This work addresses the challenges of communication constraints and localization robustness in multi-robot collaborative SLAM (C-SLAM) within planetary-like environments lacking pre-established positioning and communication infrastructure. The study presents the first publicly available multi-robot C-SLAM dataset, collected using three robots deployed in a real Mars-analog terrain, which includes measurements of real-time peer-to-peer communication throughput and latency. A decentralized SLAM architecture is employed, integrated with a self-organizing wireless network and real-time pose estimation and map fusion techniques. Experimental results demonstrate the feasibility of C-SLAM under low-bandwidth, high-latency conditions and reveal the impact of intermittent connectivity on system performance, thereby providing critical benchmark data and empirical evidence to support future extraterrestrial exploration missions.
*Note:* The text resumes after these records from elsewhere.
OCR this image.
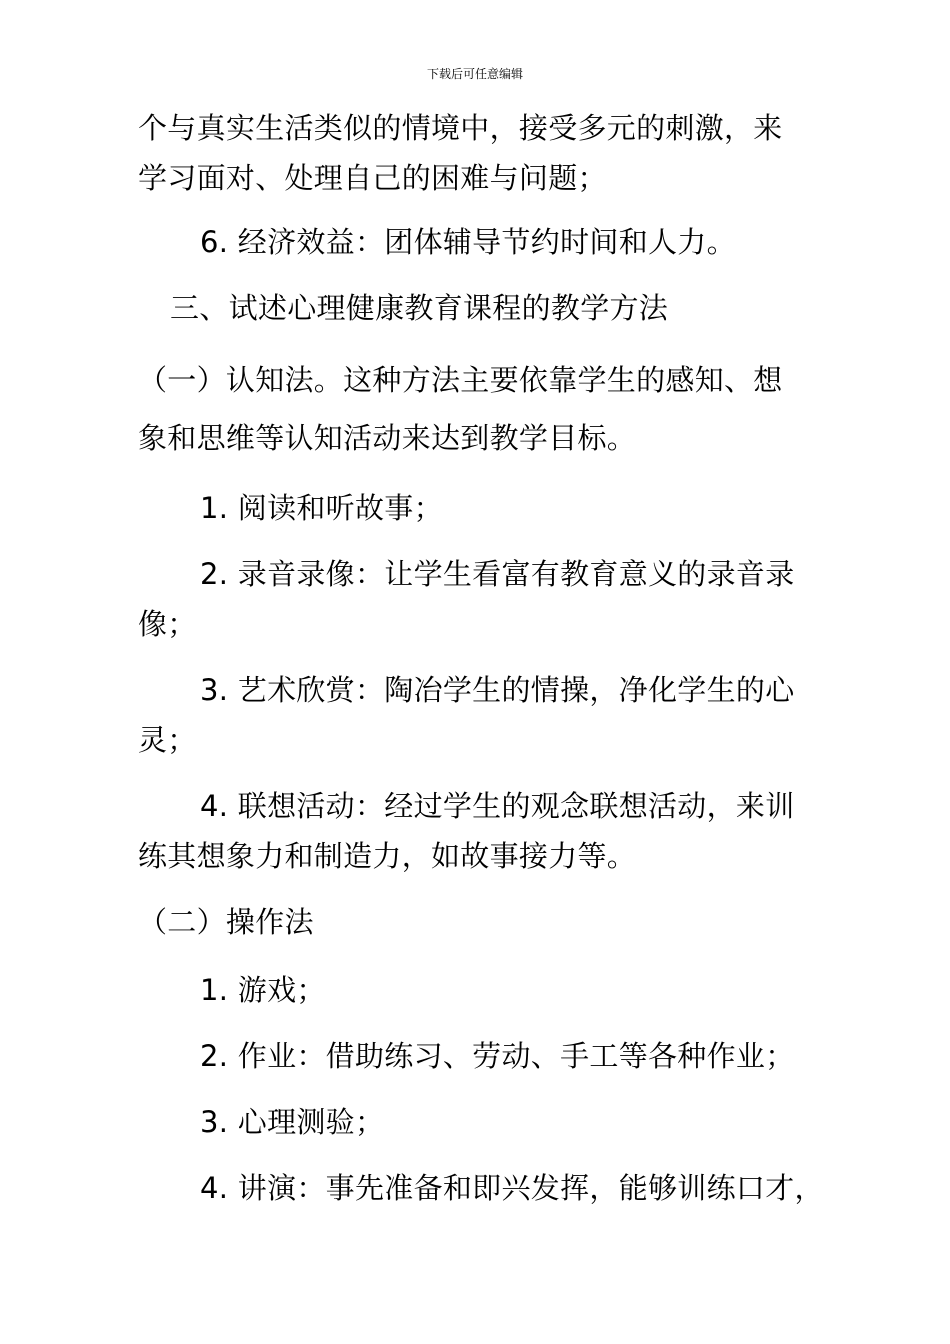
下载后可任意编辑
个与真实生活类似的情境中，接受多元的刺激，来
学习面对、处理自己的困难与问题；
6. 经济效益：团体辅导节约时间和人力。
三、试述心理健康教育课程的教学方法
（一）认知法。这种方法主要依靠学生的感知、想
象和思维等认知活动来达到教学目标。
1. 阅读和听故事；
2. 录音录像：让学生看富有教育意义的录音录
像；
3. 艺术欣赏：陶冶学生的情操，净化学生的心
灵；
4. 联想活动：经过学生的观念联想活动，来训
练其想象力和制造力，如故事接力等。
（二）操作法
1. 游戏；
2. 作业：借助练习、劳动、手工等各种作业；
3. 心理测验；
4. 讲演：事先准备和即兴发挥，能够训练口才，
Decentralized collaborative simultaneous localization and mapping (C-SLAM) is essential to enable multirobot missions in unknown environments without relying on preexisting localization and communication infrastructure. This technology is anticipated to play a key role in the exploration of the Moon, Mars, and other planets. In this article, we share insights and lessons learned from C-SLAM experiments involving three robots operating on a Mars analogue terrain and communicating over an ad hoc network. We examine the impact of limited and intermittent communication on C-SLAM performance, as well as the unique localization challenges posed by planetary-like environments. Additionally, we introduce a novel dataset collected during our experiments, which includes real-time peer-to-peer inter-robot throughput and latency measurements. This dataset aims to support future research on communication-constrained, decentralized multirobot operations.